George Pataki's Times Square bomb plot nonsense
I have grown weary of folks trying to claw political advantage out of (near) tragedy. Of course, I'm talking about the Times Square scare and the jockeying by Democrats and Republicans. We had House Majority Leader Steny Hoyer (D-Md.) inappropriately crowing that Democrats were "more successful" than Republicans in fighting terror. And the Republicans have made a sport out of trying to show that President Obama and his administration are willingly sacrificing the U.S. of A. Case in point: former New York Gov. George Pataki (R).

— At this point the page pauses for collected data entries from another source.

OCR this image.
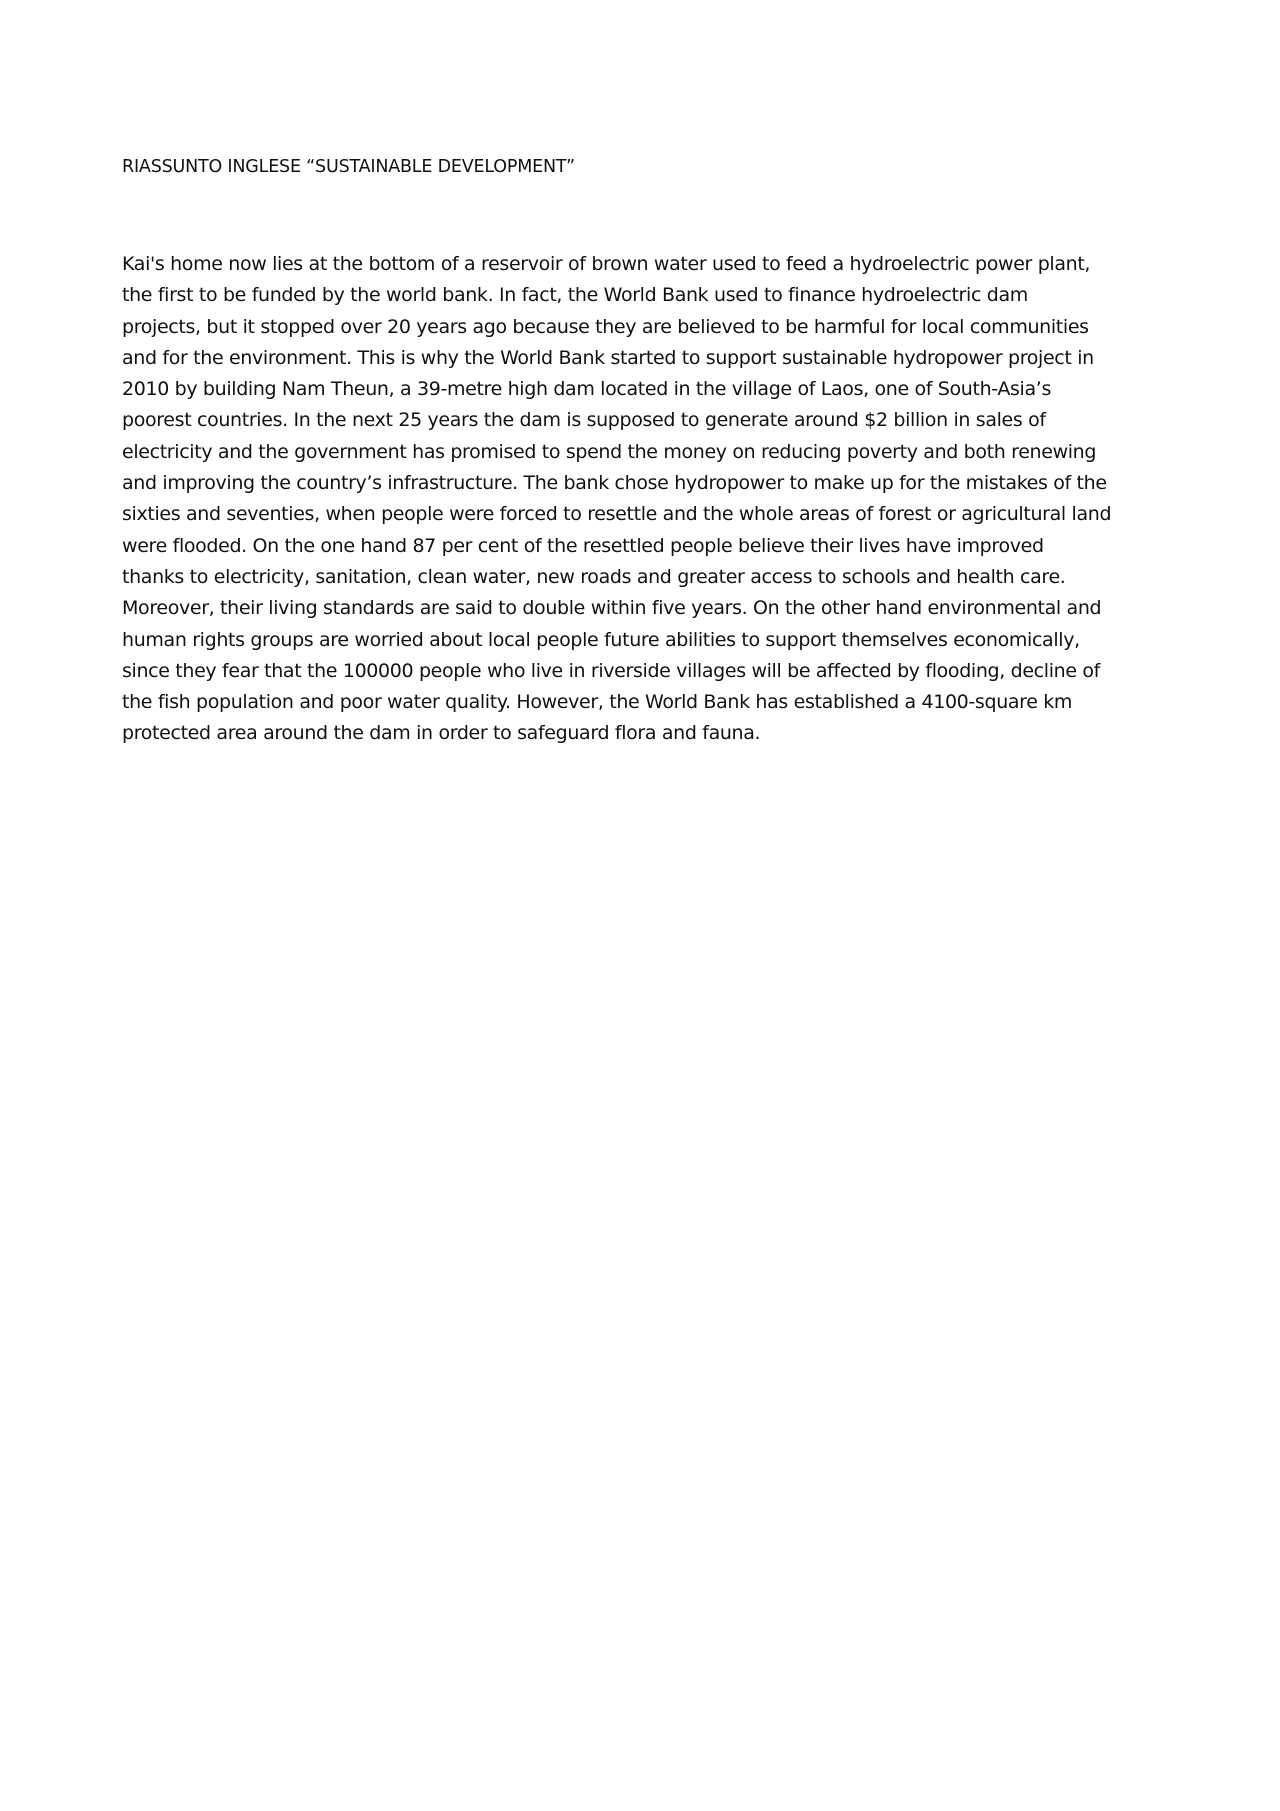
RIASSUNTO INGLESE “SUSTAINABLE DEVELOPMENT”

Kai's home now lies at the bottom of a reservoir of brown water used to feed a hydroelectric power plant,
the first to be funded by the world bank. In fact, the World Bank used to finance hydroelectric dam
projects, but it stopped over 20 years ago because they are believed to be harmful for local communities
and for the environment. This is why the World Bank started to support sustainable hydropower project in
2010 by building Nam Theun, a 39-metre high dam located in the village of Laos, one of South-Asia’s
poorest countries. In the next 25 years the dam is supposed to generate around $2 billion in sales of
electricity and the government has promised to spend the money on reducing poverty and both renewing
and improving the country’s infrastructure. The bank chose hydropower to make up for the mistakes of the
sixties and seventies, when people were forced to resettle and the whole areas of forest or agricultural land
were flooded. On the one hand 87 per cent of the resettled people believe their lives have improved
thanks to electricity, sanitation, clean water, new roads and greater access to schools and health care.
Moreover, their living standards are said to double within five years. On the other hand environmental and
human rights groups are worried about local people future abilities to support themselves economically,
since they fear that the 100000 people who live in riverside villages will be affected by flooding, decline of
the fish population and poor water quality. However, the World Bank has established a 4100-square km
protected area around the dam in order to safeguard flora and fauna.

There he was seated across from me on "Morning Joe" yesterday when he rightly praised the good work of the NYPD and other law enforcement agencies, but then he blamed the Obama administration's policies for pretty much everything, from Faisal Shahzad's parking illegally on 45th Street to his booking an escape flight to Pakistan.
"We should never have gotten to this point," Pataki said. "Now, I understand you can't stop everything in its tracks, but we have to do far better. And I think a number of the policies of this administration just weaken our efforts to protect ourselves from terror." When host Joe Scarborough push backed saying, "We live in an open and free society. I don't understand what you're saying," I said, "Yeah." So, the man who was presiding over the Empire State on 9/11 set out to explain.
"Well, let me tell you one thing," Pataki began,
we were lucky in Times Square. We were lucky with the Christmas Day bomber on the airplane. We were very unlucky with the Fort Hood shooter. The guy on the Christmas Day plane should never have been given Miranda warnings. Khalid Sheikh Mohammad shouldn't be tried in a civilian court. They should not have ended the policy of the prior administration that allowed monitoring of overseas phone calls when one of the individuals is suspected of terrorism. These are all policies that didn't hurt us as a free society but that made us safer than the policies the Obama administration has in place today.
You couldn't see it on television, but my eyes were rolling faster than a hot dog cart down Broadway. Pataki threw in everything but the kitchen sink. And none of it fit together.
Anyway, we're always lucky when a plot is discovered or foiled. And Pataki's broadside ignores all the plots and conspiracies that are monitored and thwarted out of public view on (perhaps) a daily basis. Those phone calls that Pataki thinks would have cracked the conspiracy before it got off the ground would have required Shahzad to already have been deemed a suspected terrorist. No one knew who this cat was until his myriad Inspector Clousseau-like mistakes allowed authorities to snatch him a mere 53 hours after he left his Nissan Pathfinder smoldering on 45th Street. I suppose Pataki would like an all-seeing government where "criminals are caught before the crimes they commit" as depicted in Tom Cruise's 2002 movie "Minority Report." This is where GOP lectures about reducing the size of government and its intrusion in our lives hit a wall.